Allies of the Palestinian leadership are also concerned. Jordan, while being the only other country apart from Egypt to have signed a formal peace agreement with Israel following devastating wars, sees Arab world apathy as problematic. For Amman, whose population is mostly Palestinian, the fallout of annexation could be destabilising.
“We’ve heard countries say different things in different contexts. But Jordan’s responsibility is to say things as we see it, with all the responsibilities coming down the road,” Jordan’s prime minister, Omar Razzaz, said in an interview in July.
“Sometimes, it’s hard to say the truth as it is.

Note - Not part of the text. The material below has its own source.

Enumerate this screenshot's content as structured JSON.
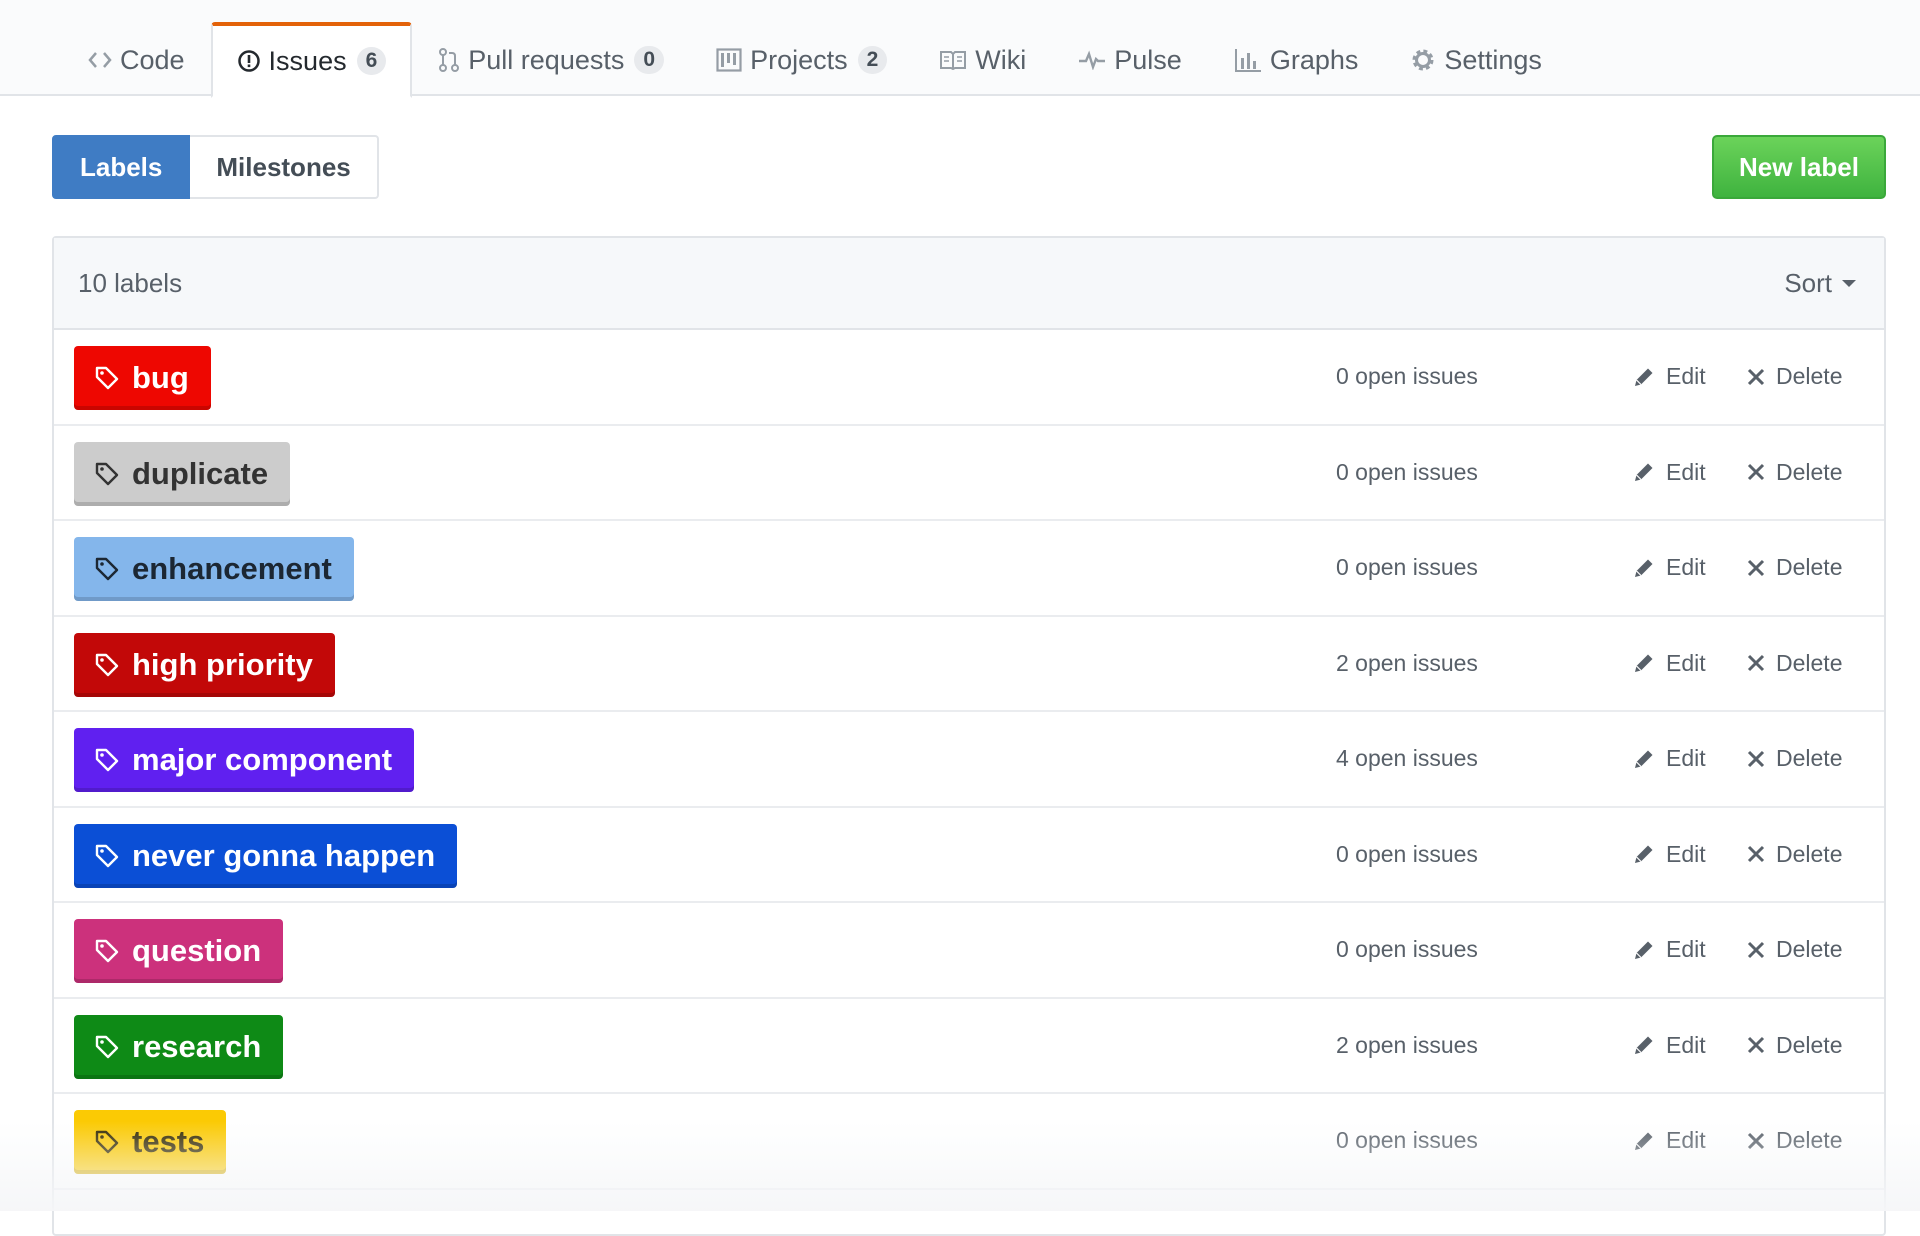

And people want to avoid it at certain times, but our responsibility is to remind the region and the world that if we look the other way, this will come to haunt us.”
Meanwhile, Turkey’s president, Recep Tayyip Erdoğan has moved into what he sees as a moral vacuum, increasingly styling himself as the Palestinians’ lone international champion.
After Trump’s peace plan, a blueprint Israel is working from for its planned annexation, was published in January, Erdoğan said Turkey would never accept the proposals and accused the Arab Gulf nations of betraying the Palestinian cause.
“When we look at the stance of countries in the Muslim world toward this step and the announced text, I pity us. Saudi Arabia mostly, you are silent. When will you speak? The same goes for Oman, Bahrain, the Abu Dhabi leadership,” Erdoğan said in comments to members of his ruling party in Ankara. “Some Arab countries supporting such a plan are betraying Jerusalem, their own peoples and most of all, humanity.”